Pertussis toxin inhibits cAMP surface receptor-stimulated binding of [ 35S]GTPγS to Dictyostelium discoideum membranes

Abstract

GTP-binding activity to Dictyostelium discoideum membranes was investigated using various guanine nucleotides. Rank order of binding activities was: GTPγS>GTP>8-N 3-GTP; the binding of GTPγS and GTP, but not of 8-N 3-GTP, was stimulated by receptor agonists. [ 3H]GTP binding to D. discoideum membranes has been described previously by a single binding type ( K d = 2.6 μM, B max = 85 nM).

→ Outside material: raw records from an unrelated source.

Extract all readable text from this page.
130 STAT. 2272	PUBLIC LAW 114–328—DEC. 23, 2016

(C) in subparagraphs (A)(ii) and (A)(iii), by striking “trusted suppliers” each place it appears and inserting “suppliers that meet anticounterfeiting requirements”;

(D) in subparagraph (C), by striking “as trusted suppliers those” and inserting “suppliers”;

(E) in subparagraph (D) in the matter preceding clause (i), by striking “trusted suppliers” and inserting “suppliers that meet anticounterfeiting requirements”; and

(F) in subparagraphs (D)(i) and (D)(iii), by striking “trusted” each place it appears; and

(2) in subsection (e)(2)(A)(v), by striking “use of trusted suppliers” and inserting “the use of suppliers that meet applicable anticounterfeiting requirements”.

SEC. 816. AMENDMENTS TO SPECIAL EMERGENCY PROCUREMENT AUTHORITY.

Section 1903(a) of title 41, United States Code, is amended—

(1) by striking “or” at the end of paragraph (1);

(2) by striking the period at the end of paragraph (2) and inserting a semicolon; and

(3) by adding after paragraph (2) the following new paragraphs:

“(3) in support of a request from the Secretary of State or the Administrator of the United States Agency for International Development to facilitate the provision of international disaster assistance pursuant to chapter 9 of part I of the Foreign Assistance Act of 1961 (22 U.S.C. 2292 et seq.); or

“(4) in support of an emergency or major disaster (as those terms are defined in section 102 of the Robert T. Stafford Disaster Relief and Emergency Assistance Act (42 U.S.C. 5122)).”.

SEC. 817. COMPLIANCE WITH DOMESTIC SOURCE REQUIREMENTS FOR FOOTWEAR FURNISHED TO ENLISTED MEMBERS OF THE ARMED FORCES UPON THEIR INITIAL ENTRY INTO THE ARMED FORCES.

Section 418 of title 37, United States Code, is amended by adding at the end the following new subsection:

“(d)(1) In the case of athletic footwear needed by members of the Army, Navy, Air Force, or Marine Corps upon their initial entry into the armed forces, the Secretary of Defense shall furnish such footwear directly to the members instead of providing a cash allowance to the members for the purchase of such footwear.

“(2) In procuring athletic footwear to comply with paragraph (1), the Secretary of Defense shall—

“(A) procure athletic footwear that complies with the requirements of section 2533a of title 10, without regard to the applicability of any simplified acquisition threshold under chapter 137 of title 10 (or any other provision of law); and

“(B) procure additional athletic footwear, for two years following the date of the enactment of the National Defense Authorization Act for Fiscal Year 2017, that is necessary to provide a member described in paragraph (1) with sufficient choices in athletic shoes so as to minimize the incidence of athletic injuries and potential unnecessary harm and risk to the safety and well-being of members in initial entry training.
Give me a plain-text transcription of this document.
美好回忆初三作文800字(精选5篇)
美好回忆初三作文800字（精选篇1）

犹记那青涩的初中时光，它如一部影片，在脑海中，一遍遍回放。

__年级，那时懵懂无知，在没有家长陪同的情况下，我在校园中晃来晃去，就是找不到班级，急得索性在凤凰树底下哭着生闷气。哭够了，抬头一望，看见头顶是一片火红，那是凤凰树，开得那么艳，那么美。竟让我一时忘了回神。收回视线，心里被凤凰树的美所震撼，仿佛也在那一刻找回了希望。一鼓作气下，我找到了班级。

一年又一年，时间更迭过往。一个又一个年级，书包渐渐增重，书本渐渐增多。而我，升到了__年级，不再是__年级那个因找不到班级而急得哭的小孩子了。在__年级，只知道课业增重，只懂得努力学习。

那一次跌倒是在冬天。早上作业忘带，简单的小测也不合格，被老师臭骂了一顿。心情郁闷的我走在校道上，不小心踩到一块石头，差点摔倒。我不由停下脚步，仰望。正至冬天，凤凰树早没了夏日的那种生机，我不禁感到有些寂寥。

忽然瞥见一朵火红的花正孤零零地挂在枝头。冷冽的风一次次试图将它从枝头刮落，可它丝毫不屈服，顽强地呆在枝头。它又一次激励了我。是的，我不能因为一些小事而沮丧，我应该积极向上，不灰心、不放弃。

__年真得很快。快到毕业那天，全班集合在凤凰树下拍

More detailed studies with [ 35S]GTPγS showed heterogeneous binding composed of two forms of binding sites with respectively high ( K d = 0.2 μM) and low ( K d = 6.3 μM) affinity. cAMP derivatives enhanced GTPγS binding by increasing the affinity and the number of the high-affinity sites, while the low-affinity sites were not affected by cAMP. The specificity of cAMP derivatives for stimulation of GTPγS binding showed aclose correlation with the specificity for binding to the cell surface cAMP receptor. Pretreatment of D. discoideum cells with pertussis toxin did not affect basal GTP and GTPγS binding, but eliminated the cAMP stimulation of GTP and GTPγS binding. These results indicate that D. discoideum cells have a pertussis toxin-sensitive GTP-binding protein that interacts with the surface cAMP receptor, suggesting the functional interaction of surface receptor with a G-protein in D. discoideum.